Here is what he had to say about the autobiographical links between Pointed Roofs and Richardson’s own experiences in Hanover.
Images of remembered sunny mornings weave their way through the first four sections of Pilgrimage and the journey toward Hanover is also in an easterly direction. Since Dorothy-Miriam was clearly in search of an education, the temptation is to read a great deal of symbolic meaning into the morning path her journey took. Some such meaning is, of course, implied, but for the moment it is best simply to acknowledge that the actual fabric of Dorothy Richardson’s life followed the same pattern as Dorothy-Miriam’s. The scenes are of life seen in retrospect: shifting, and sometimes fading in and out, yet always retaining their psychological veracity as well as their likeness to new techniques in realism. One should also be reminded of the existence of Villette in Dorothy-Miriam’s mind. It is remarkable how the beginnings of Pointed Roofs and Charlotte Bronte’s novel coincide. In both works the young heroines are almost as inexperienced as the pupils they are hired to teach, and as they approach their new assignments both girls become acutely aware of their lack of worldly knowledge. For the first hundred pages the general framework of the two books is the same. (But what Gerard Manley Hopkins would call “the inscape” of Pointed Roofs is, of course, very different from anything that Charlotte Bronte wrote.)
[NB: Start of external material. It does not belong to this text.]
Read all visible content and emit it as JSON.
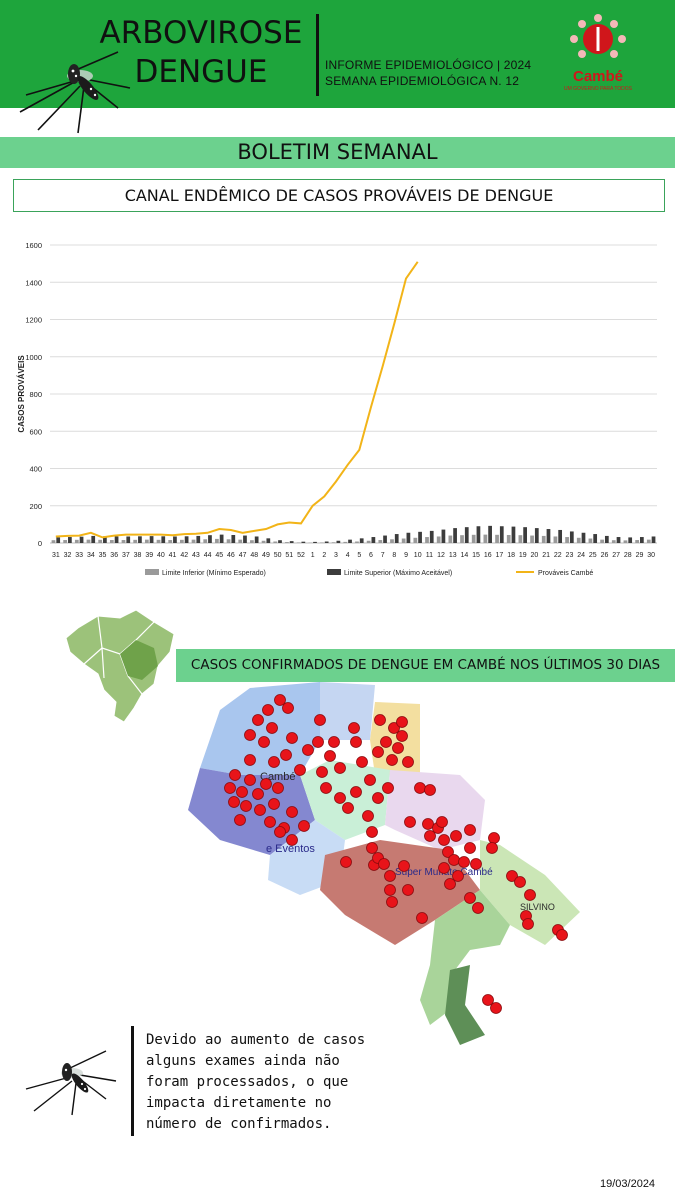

Dorothy-Miriam was not to be happy in Hanover at Fraulein Pfaff’s (Pabst’s) school; she was too close to the level of the inexperienced girls she had been hired to teach, too timid and dreamy to win their respect. She was quite the opposite of the sharp-eyed instructress she had been supposed to be; she was frighteningly near-sighted, lost in a mist without her shining pince-nez. (Her near-sightedness probably contributed to the quality of her broad brush-strokes in the more impressionistic passages of her prose, where detail is lost in bright splashes of color.) Fraulein Pfaff saw her as awkward and slow-witted, big-handed and clumsy. Dorothy-Miriam could not deny her unfitness for the school. Her happiest moments there were spent at the piano.
For Dorothy-Miriam teaching was to be an adventure, not a career. The adventure was to be part of her education if no one else’s. Meanwhile she was too unworldly for the tasks assigned to her by Fraulein Pfaff. Her solution of the problem was unheroic, yet not uncourageous — with her lessons in Germany scarcely more than halflearned, she turned and fled back to Putney, and to whatever remained of home. The flight was accomplished with dry eyes, without self-pity. It is this lack of self-pity that holds, however negative it may seem, our interest in her survival and the progress of her journey. Her return to Putney brings the first chapter of her adventures to the last pages of Pointed Roofs.